‘A gentleman and true professional’: Tony Gittins is the Gaffer
Like his predecessors, Tony Gittins has something in common with all the winners of IQ’s highest accolade, The Gaffer Award: he never had any intention of becoming a production manager.
His journey, mirroring that of many other Gaffer Award winners, is a tale of being in the right place at the right time; a little bit of luck; and a lot of hard work. “I’d never even heard of a production manager and I hadn’t thought that people other than the band actually made a living out of touring,” confesses Tony. “But I’ve never had another job, so working with bands was my first job. And hopefully it will be my last.”
Born and raised in Middlesbrough, Tony grew up in a family with teachers as parents: “But nobody in my family was in any way connected with music.”

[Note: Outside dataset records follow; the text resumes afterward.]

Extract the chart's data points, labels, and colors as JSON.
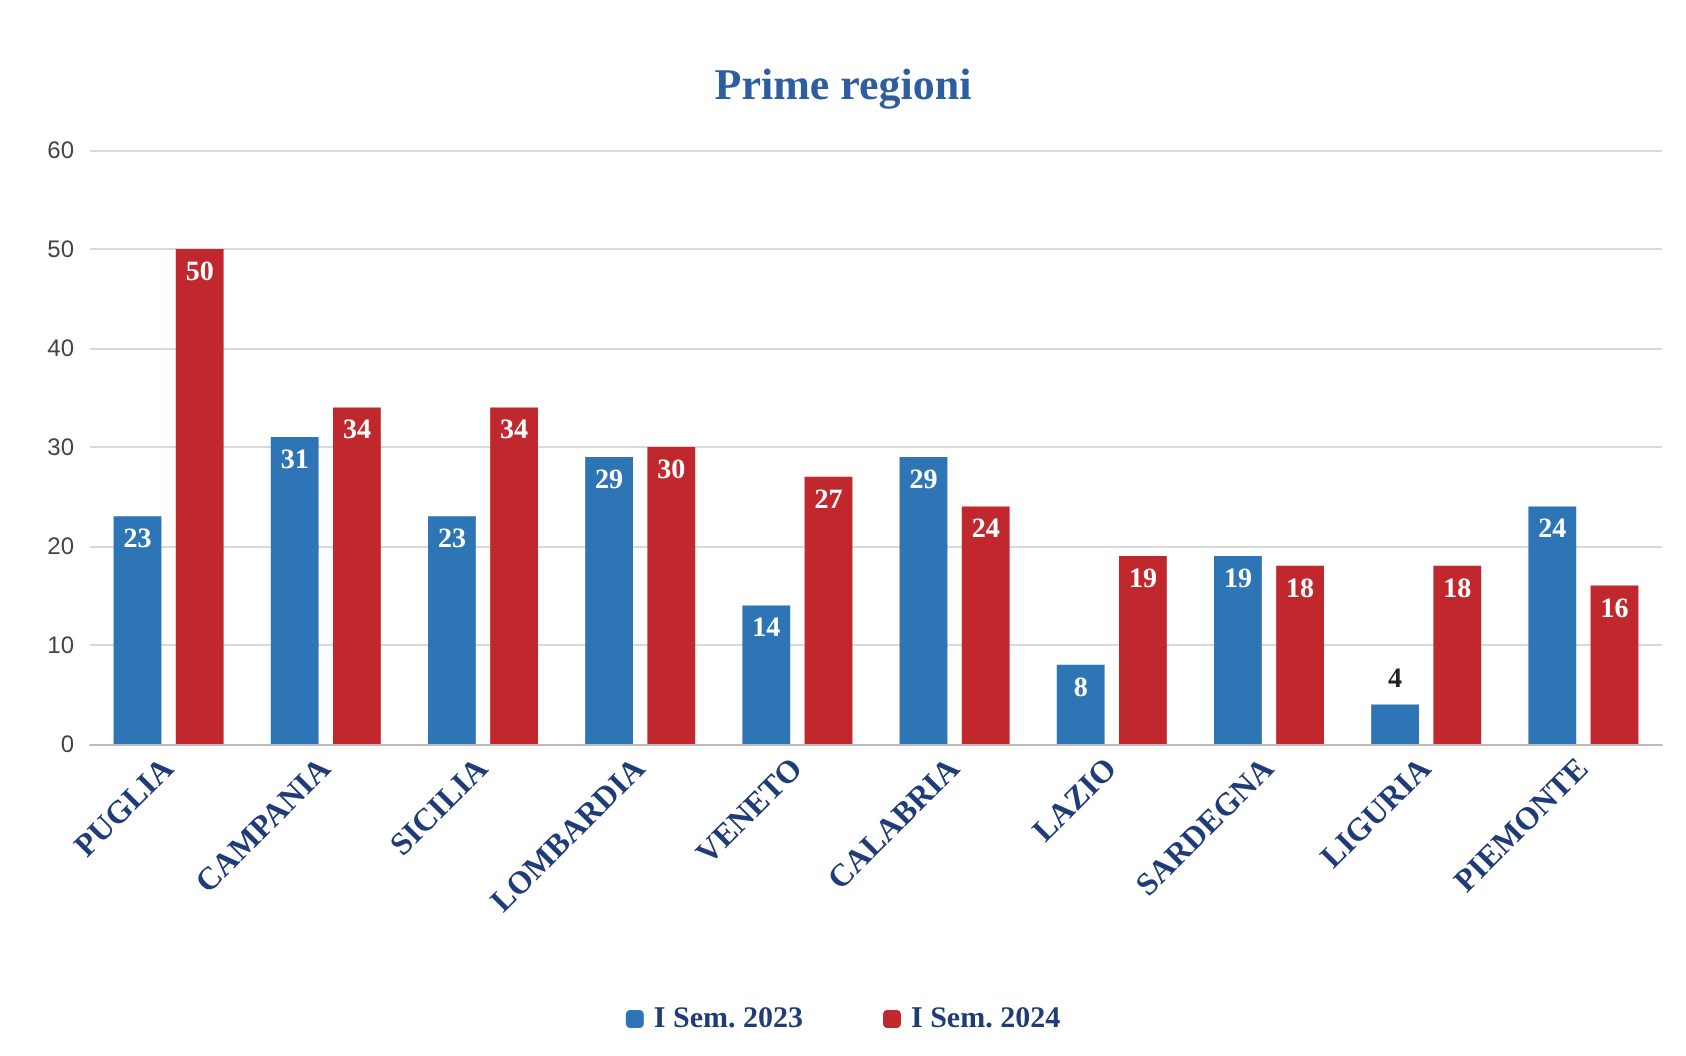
{
  "chart_data": {
    "type": "bar",
    "title": "Prime regioni",
    "categories": [
      "PUGLIA",
      "CAMPANIA",
      "SICILIA",
      "LOMBARDIA",
      "VENETO",
      "CALABRIA",
      "LAZIO",
      "SARDEGNA",
      "LIGURIA",
      "PIEMONTE"
    ],
    "series": [
      {
        "name": "I Sem. 2023",
        "color": "#2e75b6",
        "values": [
          23,
          31,
          23,
          29,
          14,
          29,
          8,
          19,
          4,
          24
        ]
      },
      {
        "name": "I Sem. 2024",
        "color": "#c0282d",
        "values": [
          50,
          34,
          34,
          30,
          27,
          24,
          19,
          18,
          18,
          16
        ]
      }
    ],
    "ylim": [
      0,
      60
    ],
    "yticks": [
      0,
      10,
      20,
      30,
      40,
      50,
      60
    ],
    "grid": "y",
    "legend": "bottom",
    "data_labels": true
  }
}
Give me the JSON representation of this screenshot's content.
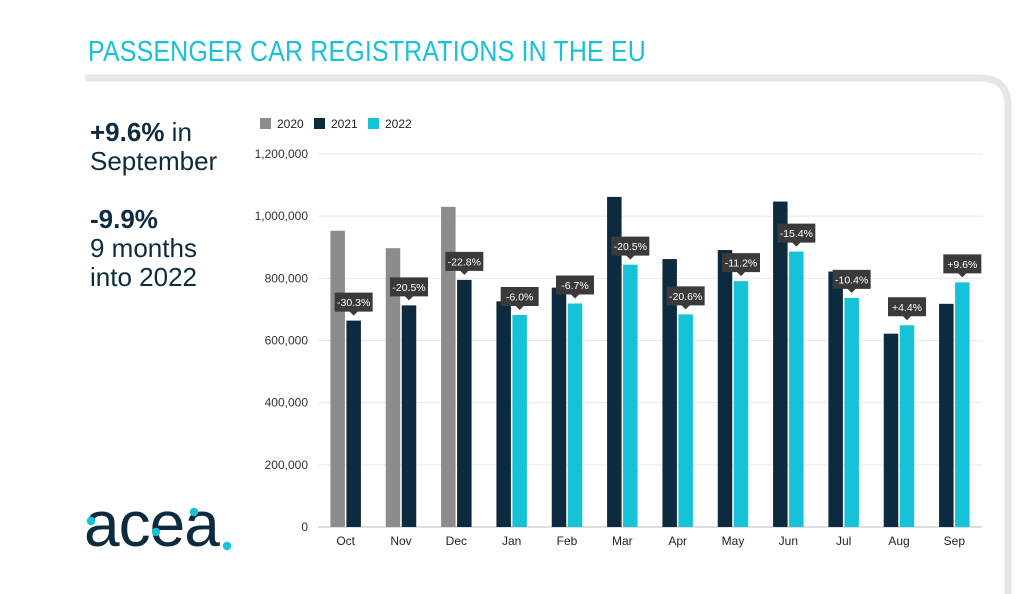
{
  "page": {
    "title": "PASSENGER CAR REGISTRATIONS IN THE EU",
    "accent_color": "#16c2d8",
    "frame_color": "#e6e6e6",
    "text_color": "#0d2b3e"
  },
  "highlights": [
    {
      "value": "+9.6%",
      "text": " in",
      "line2": "September",
      "line3": ""
    },
    {
      "value": "-9.9%",
      "text": "",
      "line2": "9 months",
      "line3": "into 2022"
    }
  ],
  "logo": {
    "text": "acea",
    "icon": "acea-logo-icon",
    "color": "#0d2b3e",
    "dot_color": "#16c2d8"
  },
  "chart_data": {
    "type": "bar",
    "title": "",
    "xlabel": "",
    "ylabel": "",
    "ylim": [
      0,
      1200000
    ],
    "yticks": [
      0,
      200000,
      400000,
      600000,
      800000,
      1000000,
      1200000
    ],
    "ytick_labels": [
      "0",
      "200,000",
      "400,000",
      "600,000",
      "800,000",
      "1,000,000",
      "1,200,000"
    ],
    "grid": true,
    "legend_position": "top-left",
    "categories": [
      "Oct",
      "Nov",
      "Dec",
      "Jan",
      "Feb",
      "Mar",
      "Apr",
      "May",
      "Jun",
      "Jul",
      "Aug",
      "Sep"
    ],
    "series": [
      {
        "name": "2020",
        "color": "#8c8c8c",
        "values": [
          953000,
          897000,
          1030000,
          null,
          null,
          null,
          null,
          null,
          null,
          null,
          null,
          null
        ]
      },
      {
        "name": "2021",
        "color": "#0d2b3e",
        "values": [
          664000,
          713000,
          795000,
          726000,
          770000,
          1062000,
          862000,
          891000,
          1047000,
          822000,
          622000,
          718000
        ]
      },
      {
        "name": "2022",
        "color": "#16c2d8",
        "values": [
          null,
          null,
          null,
          682000,
          719000,
          844000,
          684000,
          791000,
          886000,
          737000,
          649000,
          787000
        ]
      }
    ],
    "annotations": [
      {
        "category": "Oct",
        "series": "2021",
        "label": "-30.3%"
      },
      {
        "category": "Nov",
        "series": "2021",
        "label": "-20.5%"
      },
      {
        "category": "Dec",
        "series": "2021",
        "label": "-22.8%"
      },
      {
        "category": "Jan",
        "series": "2022",
        "label": "-6.0%"
      },
      {
        "category": "Feb",
        "series": "2022",
        "label": "-6.7%"
      },
      {
        "category": "Mar",
        "series": "2022",
        "label": "-20.5%"
      },
      {
        "category": "Apr",
        "series": "2022",
        "label": "-20.6%"
      },
      {
        "category": "May",
        "series": "2022",
        "label": "-11.2%"
      },
      {
        "category": "Jun",
        "series": "2022",
        "label": "-15.4%"
      },
      {
        "category": "Jul",
        "series": "2022",
        "label": "-10.4%"
      },
      {
        "category": "Aug",
        "series": "2022",
        "label": "+4.4%"
      },
      {
        "category": "Sep",
        "series": "2022",
        "label": "+9.6%"
      }
    ],
    "annotation_color": "#3a3a3a"
  }
}
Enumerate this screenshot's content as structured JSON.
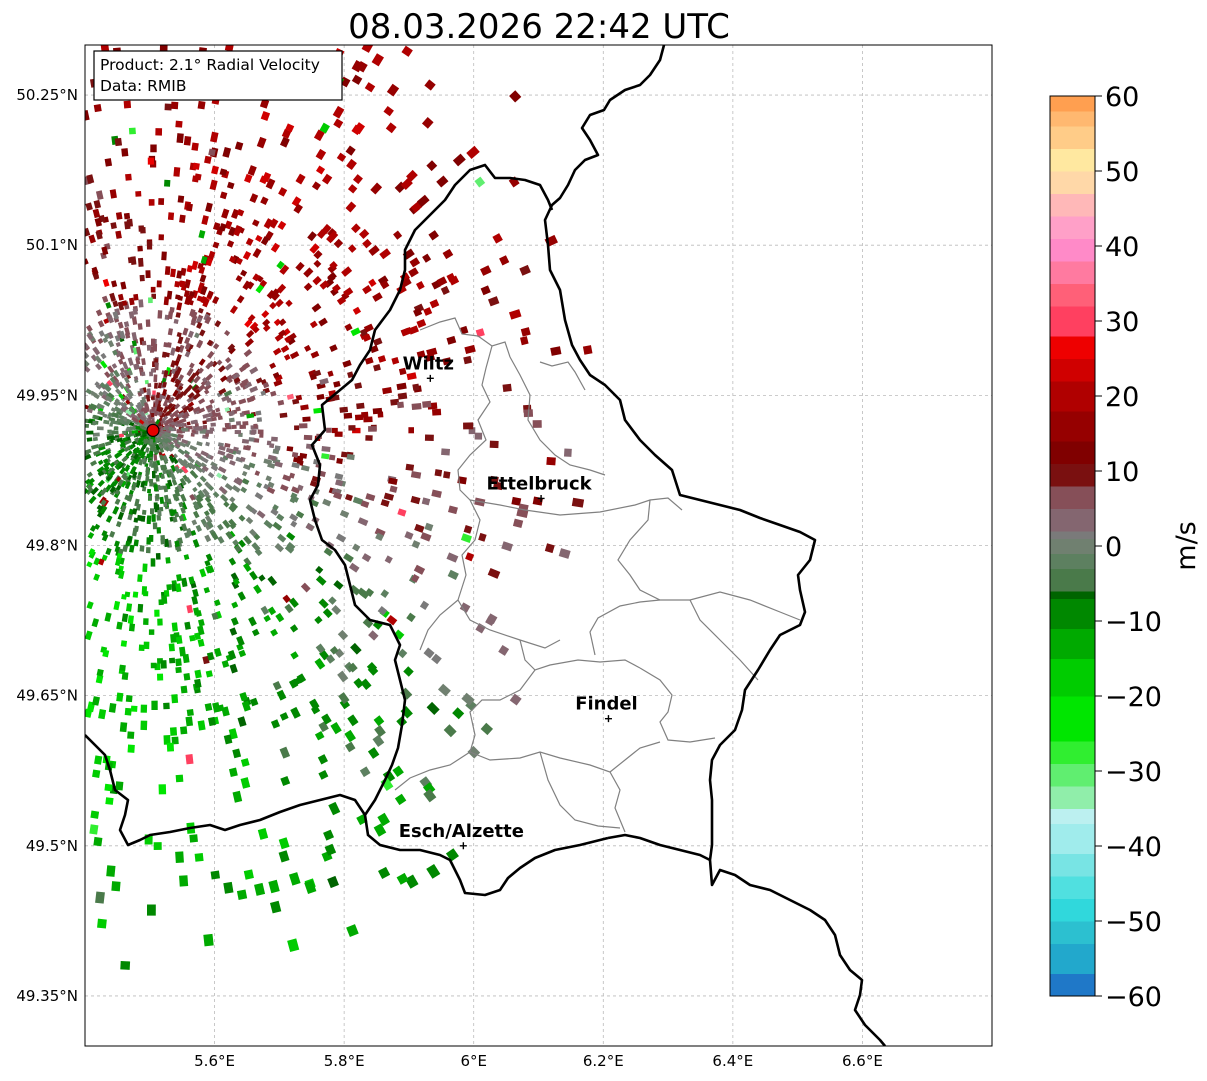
{
  "title": "08.03.2026 22:42 UTC",
  "info_box": {
    "product": "Product: 2.1° Radial Velocity",
    "data_source": "Data: RMIB"
  },
  "map": {
    "lon_range": [
      5.4,
      6.8
    ],
    "lat_range": [
      49.3,
      50.3
    ],
    "lat_ticks": [
      {
        "value": 50.25,
        "label": "50.25°N"
      },
      {
        "value": 50.1,
        "label": "50.1°N"
      },
      {
        "value": 49.95,
        "label": "49.95°N"
      },
      {
        "value": 49.8,
        "label": "49.8°N"
      },
      {
        "value": 49.65,
        "label": "49.65°N"
      },
      {
        "value": 49.5,
        "label": "49.5°N"
      },
      {
        "value": 49.35,
        "label": "49.35°N"
      }
    ],
    "lon_ticks": [
      {
        "value": 5.6,
        "label": "5.6°E"
      },
      {
        "value": 5.8,
        "label": "5.8°E"
      },
      {
        "value": 6.0,
        "label": "6°E"
      },
      {
        "value": 6.2,
        "label": "6.2°E"
      },
      {
        "value": 6.4,
        "label": "6.4°E"
      },
      {
        "value": 6.6,
        "label": "6.6°E"
      }
    ],
    "grid": true,
    "radar_site": {
      "lon": 5.505,
      "lat": 49.915,
      "color": "#e60000"
    },
    "cities": [
      {
        "name": "Wiltz",
        "lon": 5.933,
        "lat": 49.967
      },
      {
        "name": "Ettelbruck",
        "lon": 6.104,
        "lat": 49.847
      },
      {
        "name": "Findel",
        "lon": 6.208,
        "lat": 49.627
      },
      {
        "name": "Esch/Alzette",
        "lon": 5.984,
        "lat": 49.5
      }
    ],
    "border_color": "#000000",
    "canton_color": "#808080"
  },
  "colorbar": {
    "label": "m/s",
    "min": -60,
    "max": 60,
    "ticks": [
      {
        "value": 60,
        "label": "60"
      },
      {
        "value": 50,
        "label": "50"
      },
      {
        "value": 40,
        "label": "40"
      },
      {
        "value": 30,
        "label": "30"
      },
      {
        "value": 20,
        "label": "20"
      },
      {
        "value": 10,
        "label": "10"
      },
      {
        "value": 0,
        "label": "0"
      },
      {
        "value": -10,
        "label": "−10"
      },
      {
        "value": -20,
        "label": "−20"
      },
      {
        "value": -30,
        "label": "−30"
      },
      {
        "value": -40,
        "label": "−40"
      },
      {
        "value": -50,
        "label": "−50"
      },
      {
        "value": -60,
        "label": "−60"
      }
    ],
    "stops": [
      {
        "from": -60,
        "color": "#1f78c8"
      },
      {
        "from": -57,
        "color": "#22a8cc"
      },
      {
        "from": -53,
        "color": "#2cc0d0"
      },
      {
        "from": -50,
        "color": "#30d8dc"
      },
      {
        "from": -47,
        "color": "#50e0e0"
      },
      {
        "from": -44,
        "color": "#78e4e4"
      },
      {
        "from": -41,
        "color": "#a0ecec"
      },
      {
        "from": -37,
        "color": "#bcf0f0"
      },
      {
        "from": -35,
        "color": "#90eeaa"
      },
      {
        "from": -32,
        "color": "#60ee70"
      },
      {
        "from": -29,
        "color": "#30ee30"
      },
      {
        "from": -26,
        "color": "#00e600"
      },
      {
        "from": -20,
        "color": "#00cc00"
      },
      {
        "from": -15,
        "color": "#00aa00"
      },
      {
        "from": -11,
        "color": "#008800"
      },
      {
        "from": -7,
        "color": "#006400"
      },
      {
        "from": -6,
        "color": "#4a7a4a"
      },
      {
        "from": -3,
        "color": "#5d8060"
      },
      {
        "from": -1,
        "color": "#708070"
      },
      {
        "from": 1,
        "color": "#7a7a7a"
      },
      {
        "from": 2,
        "color": "#846670"
      },
      {
        "from": 5,
        "color": "#864f58"
      },
      {
        "from": 8,
        "color": "#7a1010"
      },
      {
        "from": 11,
        "color": "#800000"
      },
      {
        "from": 14,
        "color": "#960000"
      },
      {
        "from": 18,
        "color": "#b00000"
      },
      {
        "from": 22,
        "color": "#d00000"
      },
      {
        "from": 25,
        "color": "#ee0000"
      },
      {
        "from": 28,
        "color": "#ff4060"
      },
      {
        "from": 32,
        "color": "#ff6078"
      },
      {
        "from": 35,
        "color": "#ff7aa0"
      },
      {
        "from": 38,
        "color": "#ff8ac8"
      },
      {
        "from": 41,
        "color": "#ffa0c8"
      },
      {
        "from": 44,
        "color": "#ffb8b8"
      },
      {
        "from": 47,
        "color": "#ffd8a8"
      },
      {
        "from": 50,
        "color": "#ffe8a0"
      },
      {
        "from": 53,
        "color": "#ffcc88"
      },
      {
        "from": 56,
        "color": "#ffb870"
      },
      {
        "from": 58,
        "color": "#ff9f50"
      }
    ]
  }
}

Leaving school during a time of deep recession, the prospects for teenage Tony were limited. “Unemployment in the north-east of England was really high. My choices were to either move somewhere else, or join the army like my older brother. So I moved to London.”
Jobless and relying on the kindness of friends who had made similar migratory journeys to find work, Tony found himself dossing on people’s floors and couches in west London. His quest to find gainful employment proved tricky, so to repay the favour for his makeshift accommodation, he offered to help his flatmates with their amps and instruments. “I had some friends in a band called Big Boy Tomato, so I’d help them set up their gear,” recalls Tony. And the rest is history…
“A good production manager or a good stage manager is a jack of all trades, master of none”
Despite not being part of any concrete plan, Tony’s voluntary act to become an unpaid stagehand caught the eye of other bands on the punk circuit – a fortuitous move for a man whose favourite band is “a toss up between the Ramones and the Clash.”
“Before I knew it, I was working with other acts like UK Subs and travelling around Europe with them. And because they were punk bands, luckily they didn’t notice I had no musical ability whatsoever, so I kind of got away with it,” laughs Tony. “My favourite band of the moment is Sleaford Mods, so I think it’s fair to say I’m still a punk rocker at heart.”
Although he quickly found himself trading the comfort of a sofa for the ‘glamour’ of life in a splitter van, Tony remained unfazed as he became used to waking up in a new place each day. He soon realised that he had found a job that was not the 9–5 career that many of his friends had chosen, but which allowed him to have fun with like-minded souls, while travelling to cities that he would never even have thought about otherwise.
Life on the road suited him well, but in an effort to find more regular pay cheques, Tony began working as a stagehand for Stage Miracles. “I started working as local crew – I think my first show was at Wembley Arena,” he says. “I stayed on local crew for about four or five years and then started working on rigging for them, probably for about another five years.”
“I hadn’t thought that people other than the band actually made a living out of touring”
Tony believes that being part of local crew was a crucial ingredient in the recipe for him becoming a well-rounded crew leader. “A good production manager or a good stage manager is a jack of all trades, master of none. But we need to have a good grounding in each department so that we can know what we can ask of people.
“Being at Stage Miracles was massive for me,” he tells IQ. “I was able to learn what local crews do, but I also got an education in working with lights, sound and video, so I was fortunate enough to get an all-round apprenticeship.”
Comparing his schooling to what is happening in today’s production sector, he states, “I’m not so sure that these college and university courses give the grounding and background that you learn by simply being part of a local crew.”
He adds, “One worrying element is that there are now people coming in to the business that do not have the experience of working on tour production. That’s a problem that, if we’re not careful, could result in things getting more dangerous.”